The racist remarks by Finkielkraut further drew vitriol from other French NGOs.

The Audio-Visual Council (Le Conseil supérieur de l’audiovisuel) urged the France Culture radio to sack Finkielkraut and keep his weekly program from the airwaves.

The Jewish Union for Peace in France also censured the writer, issuing a strongly-worded statement blasting the Finkielkraut’s blatant racism in the interview. The interview’s headline “What Sort of Frenchmen are They?” is a case in point, it said.

SOS Racisme also joined the chorus of condemnation, demanding the intellectual to reconsider his statements hoping that it was just a slip of the tongue.

Senior government officials have frequently said that the recent turmoil has nothing to do with religion. Chief of Interior Intelligence Service Pierre de Bousquet told French RTL channel on Wednesday, November 23, Islam should by no way take the blame for the work of angry youths.

“We must address the roots and real reasons behind the unrest,” he said.

Islam Online, 26 November 2005


Although it was quite clear from Finkielkraut’s Ha’aretz interview that he held deeply racist views, as we’ve already noted his comments on the French riots were significantly milder than the Islamophobic rants we hear from Melanie Phillips.

EU Muslims face challenging conditions: report

EUMC report 2005The Muslim minorities in Europe has been subject to increasing discrimination and violent attacks, EU’s racism watchdog said Wednesday, November 23, urging the European countries to do more efforts to combat racism and xenophobia.

“Muslim groups face particularly challenging conditions in many member states,” said the Vienna-based European Monitoring Center on Racism and Xenophobia in its annual report, reported Agence France Presse (AFP) said.

It said that Muslims in Western Europe have been target of a wave of violent incidents in the wake of the March 2004 train bombings in Madrid and the murder of Dutch film maker Theo van Gogh.

The 104-page report said that Muslims and mosques in the Netherlands have been under a wave of racist attacks after Van Gogh’s killing. Van Gogh was shot and stabbed by a Moroccan-Dutch after he had written his anti-Islam film “Submission.”

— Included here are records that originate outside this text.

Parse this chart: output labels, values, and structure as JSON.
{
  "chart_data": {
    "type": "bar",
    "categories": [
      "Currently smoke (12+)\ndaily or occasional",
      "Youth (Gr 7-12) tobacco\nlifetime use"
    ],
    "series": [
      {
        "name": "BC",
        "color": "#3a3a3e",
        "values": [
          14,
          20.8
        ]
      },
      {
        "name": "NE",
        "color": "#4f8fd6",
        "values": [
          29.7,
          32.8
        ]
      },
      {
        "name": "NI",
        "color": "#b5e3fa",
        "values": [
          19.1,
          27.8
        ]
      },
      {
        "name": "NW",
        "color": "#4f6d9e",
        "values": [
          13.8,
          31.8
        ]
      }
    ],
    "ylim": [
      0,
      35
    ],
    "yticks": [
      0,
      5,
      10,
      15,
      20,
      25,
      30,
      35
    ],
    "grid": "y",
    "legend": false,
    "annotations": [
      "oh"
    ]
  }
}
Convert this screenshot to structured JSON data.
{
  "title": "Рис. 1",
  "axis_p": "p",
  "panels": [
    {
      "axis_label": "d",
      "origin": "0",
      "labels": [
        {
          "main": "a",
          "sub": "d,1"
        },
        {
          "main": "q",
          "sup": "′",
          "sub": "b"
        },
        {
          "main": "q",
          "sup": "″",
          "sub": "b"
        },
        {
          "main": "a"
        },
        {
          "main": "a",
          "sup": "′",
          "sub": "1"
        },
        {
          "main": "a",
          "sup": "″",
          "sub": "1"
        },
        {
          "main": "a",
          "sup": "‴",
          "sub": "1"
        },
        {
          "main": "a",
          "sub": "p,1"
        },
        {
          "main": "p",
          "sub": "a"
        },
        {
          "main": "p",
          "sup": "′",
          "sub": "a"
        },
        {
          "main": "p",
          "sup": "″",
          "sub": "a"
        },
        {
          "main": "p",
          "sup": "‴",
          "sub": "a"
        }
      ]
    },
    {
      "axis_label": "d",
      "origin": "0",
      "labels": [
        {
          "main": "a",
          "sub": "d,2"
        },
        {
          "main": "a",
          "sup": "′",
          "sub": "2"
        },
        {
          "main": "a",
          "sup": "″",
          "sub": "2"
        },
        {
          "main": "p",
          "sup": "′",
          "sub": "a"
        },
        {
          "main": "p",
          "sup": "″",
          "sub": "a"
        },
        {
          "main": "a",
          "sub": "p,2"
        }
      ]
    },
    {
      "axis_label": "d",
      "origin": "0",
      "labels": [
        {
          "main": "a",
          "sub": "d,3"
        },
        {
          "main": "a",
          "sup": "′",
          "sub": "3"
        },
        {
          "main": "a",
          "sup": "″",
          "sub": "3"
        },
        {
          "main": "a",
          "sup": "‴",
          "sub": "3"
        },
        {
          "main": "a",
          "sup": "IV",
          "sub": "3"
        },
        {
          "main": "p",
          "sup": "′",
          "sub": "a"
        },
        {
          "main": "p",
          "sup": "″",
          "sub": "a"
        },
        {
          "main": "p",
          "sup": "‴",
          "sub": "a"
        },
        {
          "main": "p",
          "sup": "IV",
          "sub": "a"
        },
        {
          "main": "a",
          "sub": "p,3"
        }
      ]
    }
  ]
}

Up to 6,000 Dutch people staged a mass rally in the capital Amsterdam in September to say “enough is enough” to the right-wing government for what they called racism and discrimination against minorities.

The report also cited a rise in attacks against the Muslim minority in France in the wake of the Madrid train attacks.

Islam Online, 23 November 2005

For the EUMC report, see (pdf) here.

French Muslims change name to get a ‘chance’

“Abdel Rahim” has changed his name to “Peres” and no longer brags about his Arabic roots in public to spare himself police and employers’ discrimination, and dozens have opted for the new lease of life to escape the harsh reality.

“Neither my family in Morocco nor my Muslim colleagues in France knew that I changed my name on official papers,” the 23-year-old French-naturalized Moroccan told IslamOnline.net Monday, November 21. “The new name gave me a job and put me on an equal footing with my work colleagues, who knew nothing about my background.”

He said that his dark complexion further represented a stumbling bloc to his ambitions. “But I found a way out by pretending that I was of Spanish origins,” he said, with a bitter laugh on his face. “When I was Abdel Rahim, I never received any response from five companies for which I had applied,” he added. “But Peres was accepted now in two jobs and has to choose.”

Islam Online, 21 November 2005

‘Moslem’ rioters driven by hatred of indoor plumbing – shock claim

“The rioters in Clichy-sous-Bois are immigrants alright, immigrants (or the children of immigrants) from North Africa – Moslem immigrants driven by the same burning hatred of the West (democracy, tolerance, sanitation, in-door plumbing) seen in the streets of Tehran, Ramallah, Jakarta and Islamabad.”